In particolare – come spiega uno dei due fondatori dell’azienda, il dottor Paisi Vainikka – la polvere potrebbe essere consumata in tre modi: come supplemento proteico di alimenti già esistenti, come per esempio pane o bevande; come ingrediente in alternative a base vegetale ai prodotti animali, come hamburger o polpette; oppure come fonte sostenibile di aminoacidi necessari per creare carne coltivata in laboratorio (che attualmente impiega prevalentemente proteine della soia).

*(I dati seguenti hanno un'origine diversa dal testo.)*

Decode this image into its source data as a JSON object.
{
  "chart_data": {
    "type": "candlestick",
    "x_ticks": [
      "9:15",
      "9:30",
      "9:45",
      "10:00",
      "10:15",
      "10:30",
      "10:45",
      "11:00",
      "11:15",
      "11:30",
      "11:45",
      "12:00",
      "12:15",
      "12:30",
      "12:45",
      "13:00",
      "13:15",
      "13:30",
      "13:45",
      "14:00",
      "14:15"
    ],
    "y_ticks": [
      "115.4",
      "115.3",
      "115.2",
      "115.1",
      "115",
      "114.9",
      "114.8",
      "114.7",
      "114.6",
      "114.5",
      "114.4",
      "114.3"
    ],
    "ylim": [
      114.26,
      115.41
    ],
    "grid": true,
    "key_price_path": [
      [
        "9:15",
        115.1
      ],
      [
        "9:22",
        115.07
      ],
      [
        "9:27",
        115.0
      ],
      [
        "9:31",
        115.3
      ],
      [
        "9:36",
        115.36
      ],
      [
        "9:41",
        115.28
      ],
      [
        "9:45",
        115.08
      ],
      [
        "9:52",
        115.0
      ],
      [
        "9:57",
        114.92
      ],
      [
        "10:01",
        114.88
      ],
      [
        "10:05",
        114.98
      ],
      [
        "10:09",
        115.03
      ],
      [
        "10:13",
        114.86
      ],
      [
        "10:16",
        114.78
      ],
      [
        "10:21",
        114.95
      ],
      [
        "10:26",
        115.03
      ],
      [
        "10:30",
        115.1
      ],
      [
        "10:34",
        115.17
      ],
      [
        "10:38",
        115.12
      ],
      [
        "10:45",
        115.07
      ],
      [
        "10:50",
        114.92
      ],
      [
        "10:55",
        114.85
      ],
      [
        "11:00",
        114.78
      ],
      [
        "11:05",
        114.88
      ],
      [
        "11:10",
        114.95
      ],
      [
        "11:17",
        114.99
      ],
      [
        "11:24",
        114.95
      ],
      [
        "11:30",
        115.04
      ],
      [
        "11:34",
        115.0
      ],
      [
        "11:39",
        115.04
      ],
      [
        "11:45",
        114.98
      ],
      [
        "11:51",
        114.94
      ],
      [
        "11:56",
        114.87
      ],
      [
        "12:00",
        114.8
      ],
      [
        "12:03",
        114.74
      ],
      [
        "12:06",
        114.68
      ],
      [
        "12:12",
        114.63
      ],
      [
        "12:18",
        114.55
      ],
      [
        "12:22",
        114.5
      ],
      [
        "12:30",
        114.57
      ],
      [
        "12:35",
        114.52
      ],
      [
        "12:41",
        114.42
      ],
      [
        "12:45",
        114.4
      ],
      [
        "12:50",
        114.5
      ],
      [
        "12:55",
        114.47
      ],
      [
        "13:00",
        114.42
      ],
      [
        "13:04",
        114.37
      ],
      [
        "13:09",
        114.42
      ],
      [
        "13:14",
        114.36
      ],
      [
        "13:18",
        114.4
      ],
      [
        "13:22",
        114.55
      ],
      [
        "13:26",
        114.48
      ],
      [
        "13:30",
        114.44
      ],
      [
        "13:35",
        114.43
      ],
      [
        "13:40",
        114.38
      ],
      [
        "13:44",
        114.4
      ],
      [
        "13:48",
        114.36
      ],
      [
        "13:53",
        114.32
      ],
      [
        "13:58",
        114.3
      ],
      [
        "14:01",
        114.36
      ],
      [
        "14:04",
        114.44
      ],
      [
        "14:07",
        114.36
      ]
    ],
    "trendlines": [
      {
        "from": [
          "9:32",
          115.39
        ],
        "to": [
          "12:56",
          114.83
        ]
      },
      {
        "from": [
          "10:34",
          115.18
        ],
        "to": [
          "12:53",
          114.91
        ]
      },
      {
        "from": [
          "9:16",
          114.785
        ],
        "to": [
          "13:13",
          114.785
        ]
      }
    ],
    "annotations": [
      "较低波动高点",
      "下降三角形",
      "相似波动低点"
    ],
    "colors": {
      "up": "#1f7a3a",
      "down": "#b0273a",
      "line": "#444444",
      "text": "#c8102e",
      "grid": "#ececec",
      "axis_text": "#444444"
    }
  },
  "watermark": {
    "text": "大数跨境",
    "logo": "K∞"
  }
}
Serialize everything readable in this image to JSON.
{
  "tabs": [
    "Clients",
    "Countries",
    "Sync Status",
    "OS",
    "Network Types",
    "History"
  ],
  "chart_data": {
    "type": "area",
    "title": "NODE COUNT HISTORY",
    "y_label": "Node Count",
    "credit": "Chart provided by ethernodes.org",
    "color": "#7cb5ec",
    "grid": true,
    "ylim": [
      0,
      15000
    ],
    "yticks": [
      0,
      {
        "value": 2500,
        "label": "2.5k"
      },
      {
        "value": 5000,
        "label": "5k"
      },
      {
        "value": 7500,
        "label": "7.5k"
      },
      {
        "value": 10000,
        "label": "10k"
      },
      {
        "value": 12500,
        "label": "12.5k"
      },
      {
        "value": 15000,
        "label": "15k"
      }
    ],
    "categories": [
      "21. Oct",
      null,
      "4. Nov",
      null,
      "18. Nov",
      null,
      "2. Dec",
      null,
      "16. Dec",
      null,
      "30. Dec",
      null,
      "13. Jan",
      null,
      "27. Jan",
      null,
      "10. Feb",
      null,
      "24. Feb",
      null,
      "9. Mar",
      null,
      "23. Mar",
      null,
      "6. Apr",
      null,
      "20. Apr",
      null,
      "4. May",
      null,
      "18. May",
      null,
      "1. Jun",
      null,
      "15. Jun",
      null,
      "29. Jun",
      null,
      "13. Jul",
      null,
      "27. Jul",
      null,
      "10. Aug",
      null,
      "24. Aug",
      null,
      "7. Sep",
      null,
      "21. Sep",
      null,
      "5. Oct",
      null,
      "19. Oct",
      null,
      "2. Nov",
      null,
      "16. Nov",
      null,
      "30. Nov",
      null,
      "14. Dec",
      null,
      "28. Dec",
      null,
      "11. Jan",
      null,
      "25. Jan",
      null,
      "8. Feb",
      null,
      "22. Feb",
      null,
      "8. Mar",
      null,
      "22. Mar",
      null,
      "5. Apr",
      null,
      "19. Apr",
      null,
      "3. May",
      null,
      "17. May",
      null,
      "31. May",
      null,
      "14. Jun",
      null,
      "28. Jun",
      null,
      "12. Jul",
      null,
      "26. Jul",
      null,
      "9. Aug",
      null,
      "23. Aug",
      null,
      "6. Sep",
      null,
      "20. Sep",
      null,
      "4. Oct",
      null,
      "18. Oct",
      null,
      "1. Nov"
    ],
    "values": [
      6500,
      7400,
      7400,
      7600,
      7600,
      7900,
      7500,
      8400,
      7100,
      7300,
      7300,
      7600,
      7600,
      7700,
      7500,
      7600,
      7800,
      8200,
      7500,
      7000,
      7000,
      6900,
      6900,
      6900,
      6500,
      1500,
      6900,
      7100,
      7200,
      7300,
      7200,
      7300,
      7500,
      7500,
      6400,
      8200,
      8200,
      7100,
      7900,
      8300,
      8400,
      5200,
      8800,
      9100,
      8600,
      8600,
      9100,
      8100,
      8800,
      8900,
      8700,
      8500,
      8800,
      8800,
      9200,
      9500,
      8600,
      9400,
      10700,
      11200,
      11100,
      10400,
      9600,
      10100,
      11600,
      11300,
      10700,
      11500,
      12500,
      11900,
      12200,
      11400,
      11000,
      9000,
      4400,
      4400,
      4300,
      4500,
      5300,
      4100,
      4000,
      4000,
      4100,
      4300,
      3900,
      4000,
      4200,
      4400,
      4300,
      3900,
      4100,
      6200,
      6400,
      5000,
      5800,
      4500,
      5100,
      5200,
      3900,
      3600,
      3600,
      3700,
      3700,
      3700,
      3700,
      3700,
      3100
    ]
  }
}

Un’alternativa amica dell’ambiente

Il prodotto avrebbe un enorme vantaggio dal punto di vista ambientale rispetto non solo ai “cugini” di origine animale – il cui impatto disastroso sull’ambiente è ormai cosa nota – ma anche rispetto a quelli vegetali. Secondo l’azienda, infatti, “Solein è 100 volte più rispettosa del pianeta rispetto a qualsiasi alternativa animale o vegetale”. In particolare, come si vede dall’infografica qui sotto, la produzione di 1 kg di questa polvere richiede solo 10 litri di acqua contro i 15.500 necessari per produrre 1 kg di carne di manzo e i 2.500 per la stessa quantità di soia.

Solein-impatto-idrico

A questo si aggiunge anche un notevole vantaggio dal punto di vista produttivo: nel suo lavoro Solar Foods è completamente indipendente dalle condizioni atmosferiche e dalla disponibilità di terreno coltivabile, consentendo così – almeno teoricamente – la produzione di fonti proteiche anche laddove finora non è mai stato possibile. “Non usiamo materie prime agricole nei nostri prodotti, quindi possiamo produrre cibo nello spazio, nel deserto o nell’Artico” dichiarano i fondatori.

Scalabilità e produzione su larga scala

Solein sembra davvero essere il cibo del futuro, adatto a qualsiasi tipo di alimentazione perché vegan e cruelty-free e decisamente rivoluzionario rispetto all’impatto ambientale che la nostra alimentazione ha e ha avuto finora. Attualmente Solar Foods è in grado di produrre 1 kg di Solein al giorno, a un prezzo che si aggira attorno ai 7-10 euro – che per il momento lo rende poco competitivo rispetto ad altre tipologie di proteine, ma l’azienda è assolutamente fiduciosa: Solar Foods prevede di lanciare il proprio prodotto a livello globale entro il 2021, con prezzi competitivi, mentre il progetto pilota è già in corso dal 2018.